Imagine you have arbitrary state ##|\psi \rangle##, now you apply this operator: ##AB-BA## on to our arbitrary state where A (with quantum number ##a##) and B (with quantum number ##b##) are known to have a common set of eigenstates, which we write as ##|a,b \rangle##. Hence we have relations like ##A|a,b\rangle = a|a,b\rangle## and ##B|a,b\rangle = b|a,b\rangle## . Since ##|a,b \rangle##'s are eigenstates, they must be complete and therefore we can expand ##|\psi \rangle## into the bases ##|a,b \rangle## for all ##a,b##. My question is, given those forementioned conditions, what is the result of ##(AB-BA)|\psi \rangle##?

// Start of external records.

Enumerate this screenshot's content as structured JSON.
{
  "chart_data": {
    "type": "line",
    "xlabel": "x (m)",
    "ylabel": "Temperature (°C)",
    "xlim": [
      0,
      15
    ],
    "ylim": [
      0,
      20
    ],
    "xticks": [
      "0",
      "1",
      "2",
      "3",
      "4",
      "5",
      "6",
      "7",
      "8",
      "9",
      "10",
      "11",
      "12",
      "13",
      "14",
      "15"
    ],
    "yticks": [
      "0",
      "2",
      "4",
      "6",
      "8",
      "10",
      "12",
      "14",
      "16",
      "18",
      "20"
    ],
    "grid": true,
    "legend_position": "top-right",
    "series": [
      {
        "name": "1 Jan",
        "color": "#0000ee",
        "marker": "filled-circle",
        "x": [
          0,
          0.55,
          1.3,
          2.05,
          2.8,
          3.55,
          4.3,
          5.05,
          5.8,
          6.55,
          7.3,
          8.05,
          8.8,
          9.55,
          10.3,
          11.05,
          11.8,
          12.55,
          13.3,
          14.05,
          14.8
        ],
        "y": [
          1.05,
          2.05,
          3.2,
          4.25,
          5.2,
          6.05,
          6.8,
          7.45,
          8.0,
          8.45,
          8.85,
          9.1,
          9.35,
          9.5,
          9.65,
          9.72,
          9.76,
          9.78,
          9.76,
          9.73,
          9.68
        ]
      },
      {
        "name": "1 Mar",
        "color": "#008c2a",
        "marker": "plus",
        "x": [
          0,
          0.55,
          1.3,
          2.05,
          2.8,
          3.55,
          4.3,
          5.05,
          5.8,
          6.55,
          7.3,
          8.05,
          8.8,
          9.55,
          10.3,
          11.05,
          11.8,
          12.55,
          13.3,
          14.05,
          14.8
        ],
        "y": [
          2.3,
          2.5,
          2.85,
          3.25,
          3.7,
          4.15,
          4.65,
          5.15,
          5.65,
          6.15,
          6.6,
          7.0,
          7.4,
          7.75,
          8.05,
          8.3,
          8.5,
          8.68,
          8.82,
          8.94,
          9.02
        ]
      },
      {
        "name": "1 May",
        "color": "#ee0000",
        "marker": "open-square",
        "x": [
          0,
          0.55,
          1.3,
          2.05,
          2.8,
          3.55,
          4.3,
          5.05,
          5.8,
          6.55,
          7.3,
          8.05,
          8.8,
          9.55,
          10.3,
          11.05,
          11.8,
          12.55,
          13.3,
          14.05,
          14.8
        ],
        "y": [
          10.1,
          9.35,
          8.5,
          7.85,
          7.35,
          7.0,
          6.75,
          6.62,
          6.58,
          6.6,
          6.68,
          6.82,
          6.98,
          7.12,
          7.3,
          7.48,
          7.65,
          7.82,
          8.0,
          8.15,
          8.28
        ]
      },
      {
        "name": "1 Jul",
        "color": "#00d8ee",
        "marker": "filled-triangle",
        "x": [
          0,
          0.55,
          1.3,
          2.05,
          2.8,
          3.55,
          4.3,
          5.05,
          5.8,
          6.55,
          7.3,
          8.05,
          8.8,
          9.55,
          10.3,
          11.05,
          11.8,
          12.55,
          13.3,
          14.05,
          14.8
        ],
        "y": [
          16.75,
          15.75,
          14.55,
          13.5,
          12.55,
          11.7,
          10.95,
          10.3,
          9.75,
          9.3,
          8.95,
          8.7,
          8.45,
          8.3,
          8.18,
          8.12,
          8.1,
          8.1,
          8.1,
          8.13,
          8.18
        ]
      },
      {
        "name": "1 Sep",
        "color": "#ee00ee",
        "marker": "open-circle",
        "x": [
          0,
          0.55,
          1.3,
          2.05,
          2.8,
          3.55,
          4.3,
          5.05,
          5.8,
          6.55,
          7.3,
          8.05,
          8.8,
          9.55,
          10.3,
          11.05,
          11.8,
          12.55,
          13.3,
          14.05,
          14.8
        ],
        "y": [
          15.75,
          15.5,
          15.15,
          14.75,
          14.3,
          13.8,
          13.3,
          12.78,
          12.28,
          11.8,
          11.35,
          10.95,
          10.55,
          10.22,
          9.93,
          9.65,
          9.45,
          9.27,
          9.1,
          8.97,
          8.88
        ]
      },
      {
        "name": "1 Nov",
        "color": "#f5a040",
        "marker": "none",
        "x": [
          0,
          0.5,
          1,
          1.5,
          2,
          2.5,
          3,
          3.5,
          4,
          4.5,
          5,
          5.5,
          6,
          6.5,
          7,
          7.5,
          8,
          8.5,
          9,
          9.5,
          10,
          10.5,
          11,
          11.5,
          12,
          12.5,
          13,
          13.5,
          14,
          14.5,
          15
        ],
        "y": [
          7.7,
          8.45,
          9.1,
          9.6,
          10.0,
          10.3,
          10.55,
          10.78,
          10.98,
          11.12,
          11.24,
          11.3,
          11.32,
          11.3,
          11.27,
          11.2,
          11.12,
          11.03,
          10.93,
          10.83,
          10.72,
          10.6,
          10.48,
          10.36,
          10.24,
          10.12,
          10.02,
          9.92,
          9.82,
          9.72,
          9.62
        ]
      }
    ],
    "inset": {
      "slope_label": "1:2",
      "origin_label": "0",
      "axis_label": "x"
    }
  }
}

But what are the energies?

On which quantum number does the energies of hydrogen atom depend?

 

[gfd43tg]

The result is zero. The energies depend on ##n##. I mean, half of them are at ##n = 1## and half at ##n = 2##, but I don't know the numeric value of the energy

EDIT: so then for ##n =1##, it's -13.6 eV (50%), and for ##n=2##, its -3.4 eV for the other 50%??

 

[gfd43tg]

for b)

$$\langle a' | A | a \rangle = a_{1} \langle a' | a \rangle$$
$$\langle a' | A | a \rangle = \langle Aa' | a \rangle = a_{2}\langle a' | a \rangle$$
Subtracting,
$$(a_{1} - a_{2}) \langle a' | a \rangle = 0 $$
$$ \langle a' | a \rangle = 0 $$
But how to show that it is equal to the kronecker delta?

 

[blue_leaf77]

From your calculation, what can you conclude about two observables having the same eigenstates? What if it is generalized to more than two observables?

for b)
$$(a_{1} - a_{2}) \langle a' | a \rangle = 0 $$
$$ \langle a' | a \rangle = 0 $$
But how to show that it is equal to the kronecker delta?

Between those two steps, you have made too quick of an implication. You haven't considered the case when ##a_1 = a_2##, from then you can probably see that you can relate things with kronecker delta assuming ##|a \rangle ## is already normalized.

 

[gfd43tg]

Which calculation are you talking about?

And for b), If I say ##a_{1} = a_{2}##, then ##\langle a' | a \rangle## is nonzero, and we can assume it to be normalized, thus it is equal to one, therefore ##\langle a' | a \rangle = \delta_{a'a}##?

Also, where did I go wrong for (c) as far as my normalization constant A not being correct?

 

[blue_leaf77]

Which calculation are you talking about?

Part a), have you figured out what property the operators A, B, C, ... need to satisfiy in order for them to have common eigenstates?

And for b), If I say ##a_{1} = a_{2}##, then ##\langle a' | a \rangle## is nonzero, and we can assume it to be normalized, thus it is equal to one, therefore ##\langle a' | a \rangle = \delta_{a'a}##?

Yes.

 

[gfd43tg]

Is it that the operators A,B,C must commute with each other?

 

[blue_leaf77]

Yes, the operators A, B, C, and so on need to form the so-called maximal set of commuting observables, so that they can share the same set of eigenstates.